The aim of this study is to investigate the variation of a full suite (36) of trace elements in chalcopyrite from Volcanogenic Massive Sulfides (VMS) as a function of lithological units and age of magmatic-hydrothermal system, from a wide range of volcanogenic sulfides deposits and evaluate its potential as indicator mineral. Samples (N=58) from representative deposits, belonging to ancient VMS (2700-300 Ma) according to typical deposit lithological units and to active submarine hydrothermal systems were studied. Trace elements were analyzed by LA-ICP-MS. Data were investigated with univariate, bivariate and multivariate statistical methods.

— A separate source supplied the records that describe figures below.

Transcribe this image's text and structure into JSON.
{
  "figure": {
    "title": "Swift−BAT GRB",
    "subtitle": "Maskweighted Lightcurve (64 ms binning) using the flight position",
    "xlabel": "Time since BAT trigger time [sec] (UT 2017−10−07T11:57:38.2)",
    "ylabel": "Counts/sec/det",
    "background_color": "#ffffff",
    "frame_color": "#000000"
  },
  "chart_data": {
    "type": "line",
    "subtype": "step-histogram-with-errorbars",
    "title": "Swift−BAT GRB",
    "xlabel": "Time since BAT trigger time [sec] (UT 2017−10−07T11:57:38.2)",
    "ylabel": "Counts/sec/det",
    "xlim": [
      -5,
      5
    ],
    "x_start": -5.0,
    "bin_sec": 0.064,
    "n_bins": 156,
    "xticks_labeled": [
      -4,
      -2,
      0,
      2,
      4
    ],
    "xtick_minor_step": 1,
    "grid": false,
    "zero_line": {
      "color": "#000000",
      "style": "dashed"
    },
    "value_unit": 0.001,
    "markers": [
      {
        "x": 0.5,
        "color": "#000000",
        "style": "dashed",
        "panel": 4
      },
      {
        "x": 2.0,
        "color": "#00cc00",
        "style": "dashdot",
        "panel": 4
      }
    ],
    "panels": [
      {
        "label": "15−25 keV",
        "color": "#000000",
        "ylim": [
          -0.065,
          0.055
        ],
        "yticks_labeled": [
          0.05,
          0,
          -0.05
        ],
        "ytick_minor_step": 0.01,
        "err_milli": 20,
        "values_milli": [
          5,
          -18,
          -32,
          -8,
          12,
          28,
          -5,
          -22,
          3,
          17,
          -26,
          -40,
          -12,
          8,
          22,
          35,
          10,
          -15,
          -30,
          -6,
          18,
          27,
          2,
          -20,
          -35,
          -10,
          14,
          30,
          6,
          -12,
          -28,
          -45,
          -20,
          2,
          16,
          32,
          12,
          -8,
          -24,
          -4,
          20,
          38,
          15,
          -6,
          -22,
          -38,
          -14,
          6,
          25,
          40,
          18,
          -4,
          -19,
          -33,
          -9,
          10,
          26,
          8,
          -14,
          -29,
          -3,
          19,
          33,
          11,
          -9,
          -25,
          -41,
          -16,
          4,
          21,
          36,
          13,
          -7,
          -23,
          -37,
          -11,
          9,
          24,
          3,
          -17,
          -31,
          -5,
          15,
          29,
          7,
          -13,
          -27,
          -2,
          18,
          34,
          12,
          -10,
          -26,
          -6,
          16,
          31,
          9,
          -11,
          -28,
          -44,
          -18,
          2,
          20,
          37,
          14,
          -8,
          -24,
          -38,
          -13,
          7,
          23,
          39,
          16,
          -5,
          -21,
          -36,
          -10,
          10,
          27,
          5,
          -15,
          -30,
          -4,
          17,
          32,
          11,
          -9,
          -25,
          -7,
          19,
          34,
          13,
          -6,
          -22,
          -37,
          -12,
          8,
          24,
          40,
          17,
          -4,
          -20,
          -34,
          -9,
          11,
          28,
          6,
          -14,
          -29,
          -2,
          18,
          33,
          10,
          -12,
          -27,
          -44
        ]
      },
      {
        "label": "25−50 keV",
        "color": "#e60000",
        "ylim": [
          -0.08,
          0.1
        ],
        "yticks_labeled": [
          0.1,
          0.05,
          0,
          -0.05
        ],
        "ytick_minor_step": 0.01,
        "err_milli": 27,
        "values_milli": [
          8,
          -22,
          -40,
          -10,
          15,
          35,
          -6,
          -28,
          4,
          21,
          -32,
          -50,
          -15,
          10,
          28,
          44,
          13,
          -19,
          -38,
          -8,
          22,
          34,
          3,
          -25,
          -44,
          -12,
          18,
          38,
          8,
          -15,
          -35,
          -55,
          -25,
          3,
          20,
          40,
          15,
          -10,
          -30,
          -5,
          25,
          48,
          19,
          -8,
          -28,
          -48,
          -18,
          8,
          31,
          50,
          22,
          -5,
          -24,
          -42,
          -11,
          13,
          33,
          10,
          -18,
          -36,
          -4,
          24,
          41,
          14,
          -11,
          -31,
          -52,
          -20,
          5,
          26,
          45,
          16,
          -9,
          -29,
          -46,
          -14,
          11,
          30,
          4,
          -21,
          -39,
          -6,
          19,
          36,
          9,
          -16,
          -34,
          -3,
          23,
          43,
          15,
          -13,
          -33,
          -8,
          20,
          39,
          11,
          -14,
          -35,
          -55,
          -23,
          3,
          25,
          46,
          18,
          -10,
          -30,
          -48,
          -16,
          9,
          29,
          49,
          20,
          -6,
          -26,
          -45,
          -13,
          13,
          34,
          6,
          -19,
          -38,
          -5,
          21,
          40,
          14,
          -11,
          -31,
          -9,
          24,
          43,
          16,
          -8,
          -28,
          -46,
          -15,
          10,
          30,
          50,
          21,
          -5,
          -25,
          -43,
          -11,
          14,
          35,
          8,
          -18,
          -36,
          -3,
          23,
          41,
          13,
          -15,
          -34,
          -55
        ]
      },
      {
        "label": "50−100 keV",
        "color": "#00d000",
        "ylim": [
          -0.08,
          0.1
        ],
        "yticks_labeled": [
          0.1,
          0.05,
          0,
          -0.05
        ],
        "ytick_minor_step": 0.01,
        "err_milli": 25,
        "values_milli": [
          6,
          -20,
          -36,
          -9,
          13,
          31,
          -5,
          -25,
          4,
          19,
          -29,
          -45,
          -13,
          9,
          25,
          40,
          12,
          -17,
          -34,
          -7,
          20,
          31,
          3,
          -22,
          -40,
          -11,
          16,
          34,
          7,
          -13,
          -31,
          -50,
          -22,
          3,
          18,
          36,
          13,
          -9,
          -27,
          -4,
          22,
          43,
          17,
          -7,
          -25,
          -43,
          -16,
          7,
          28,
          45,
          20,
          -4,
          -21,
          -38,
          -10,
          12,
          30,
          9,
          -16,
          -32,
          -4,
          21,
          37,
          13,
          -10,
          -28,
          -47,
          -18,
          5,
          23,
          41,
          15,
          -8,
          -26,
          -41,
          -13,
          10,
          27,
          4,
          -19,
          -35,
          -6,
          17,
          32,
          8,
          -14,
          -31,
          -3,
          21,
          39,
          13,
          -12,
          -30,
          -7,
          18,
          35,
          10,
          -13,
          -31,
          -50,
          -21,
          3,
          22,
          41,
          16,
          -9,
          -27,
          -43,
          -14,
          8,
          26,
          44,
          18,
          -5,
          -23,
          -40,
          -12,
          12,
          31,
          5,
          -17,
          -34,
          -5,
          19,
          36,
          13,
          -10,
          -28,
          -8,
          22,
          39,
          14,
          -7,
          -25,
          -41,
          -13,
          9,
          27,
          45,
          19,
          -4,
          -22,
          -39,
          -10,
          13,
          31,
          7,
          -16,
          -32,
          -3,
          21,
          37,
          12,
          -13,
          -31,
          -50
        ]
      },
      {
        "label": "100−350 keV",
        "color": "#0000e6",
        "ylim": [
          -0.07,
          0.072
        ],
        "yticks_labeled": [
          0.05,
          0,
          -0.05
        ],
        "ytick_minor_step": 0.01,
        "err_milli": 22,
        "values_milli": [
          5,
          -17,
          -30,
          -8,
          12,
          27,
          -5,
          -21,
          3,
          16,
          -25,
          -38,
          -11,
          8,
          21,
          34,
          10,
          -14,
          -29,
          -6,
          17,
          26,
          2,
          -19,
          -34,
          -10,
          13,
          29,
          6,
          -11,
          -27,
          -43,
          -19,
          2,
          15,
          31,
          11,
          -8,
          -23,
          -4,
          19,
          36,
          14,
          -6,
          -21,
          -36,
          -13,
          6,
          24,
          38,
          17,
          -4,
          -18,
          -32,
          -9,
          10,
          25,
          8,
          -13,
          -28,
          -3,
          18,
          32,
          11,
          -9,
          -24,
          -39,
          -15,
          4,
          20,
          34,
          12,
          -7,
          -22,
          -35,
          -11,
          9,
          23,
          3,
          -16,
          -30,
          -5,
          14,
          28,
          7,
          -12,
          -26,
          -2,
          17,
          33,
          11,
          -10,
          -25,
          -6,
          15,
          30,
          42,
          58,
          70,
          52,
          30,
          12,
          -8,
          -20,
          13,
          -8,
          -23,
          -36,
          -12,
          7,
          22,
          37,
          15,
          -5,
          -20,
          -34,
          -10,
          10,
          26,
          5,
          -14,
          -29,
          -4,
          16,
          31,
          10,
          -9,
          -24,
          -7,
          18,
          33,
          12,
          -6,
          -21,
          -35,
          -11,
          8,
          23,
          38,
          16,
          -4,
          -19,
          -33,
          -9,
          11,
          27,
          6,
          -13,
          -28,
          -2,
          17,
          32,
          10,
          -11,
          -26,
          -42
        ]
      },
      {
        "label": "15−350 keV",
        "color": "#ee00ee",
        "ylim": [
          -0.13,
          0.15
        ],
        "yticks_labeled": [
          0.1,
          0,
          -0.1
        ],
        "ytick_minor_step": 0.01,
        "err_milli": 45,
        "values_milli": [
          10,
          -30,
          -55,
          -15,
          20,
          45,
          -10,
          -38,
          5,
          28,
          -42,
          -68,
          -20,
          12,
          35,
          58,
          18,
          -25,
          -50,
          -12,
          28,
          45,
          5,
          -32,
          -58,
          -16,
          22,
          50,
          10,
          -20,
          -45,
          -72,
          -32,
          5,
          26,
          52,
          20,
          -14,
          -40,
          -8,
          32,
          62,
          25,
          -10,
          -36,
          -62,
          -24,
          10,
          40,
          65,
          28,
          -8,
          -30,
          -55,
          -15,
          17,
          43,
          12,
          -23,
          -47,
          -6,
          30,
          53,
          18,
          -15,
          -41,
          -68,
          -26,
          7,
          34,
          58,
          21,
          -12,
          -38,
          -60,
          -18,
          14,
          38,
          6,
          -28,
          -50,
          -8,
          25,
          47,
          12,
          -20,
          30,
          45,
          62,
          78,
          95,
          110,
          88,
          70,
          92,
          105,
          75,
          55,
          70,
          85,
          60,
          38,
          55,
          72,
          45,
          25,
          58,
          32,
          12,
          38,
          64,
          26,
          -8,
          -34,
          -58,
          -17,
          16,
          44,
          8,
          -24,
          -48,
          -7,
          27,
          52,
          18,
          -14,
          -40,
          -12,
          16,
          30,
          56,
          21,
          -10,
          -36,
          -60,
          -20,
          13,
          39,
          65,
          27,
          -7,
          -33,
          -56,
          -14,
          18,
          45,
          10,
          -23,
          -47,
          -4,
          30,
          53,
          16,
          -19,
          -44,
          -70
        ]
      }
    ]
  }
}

Lead-Tl-Ge diagram show that ancient VMS are lower in Ge and higher in Pb than active systems. Partial least squares-discriminant analysis (PLS-DA) shows that chalcopyrite from siliciclastic-felsic deposits (ancient and active) is associated to high Sb (4.58 ± 3.58 ppm), Bi (3.89 ± 5.31 ppm), Sn (597 ± 448 ppm) and Ga (2.96 ± 3.67 ppm), whereas that from mafic and bimodal-mafic are high in Ag (113 ± 115 ppm) and Cd (4.02 ± 2.83 ppm). Chalcopyrite from active ultramafic hosted submarine hydrothermal systems is associated with high Te (25.5 ± 19.3 ppm) and Co (275 ± 140 ppm).

The trace element variation in chalcopyrite is probably related to composition of host rocks. Dunite and harzburgite could be the source of Co and Te in active ultramafic-hosted deposits. In siliciclastic-felsic deposits (i.e. Iberian Pyrite Belt) and less strongly in active felsic-hosted systems, rhyolitic sequences (and rhyodacite) in association with sedimentary facies (siliciclastic and pelitic) could be a source of Bi, Sb, Ga and Sn principally. In mafic-dominated deposits Cd, Ag and Zn could be provided by basaltic sequences (i.e. Horne, Lasail).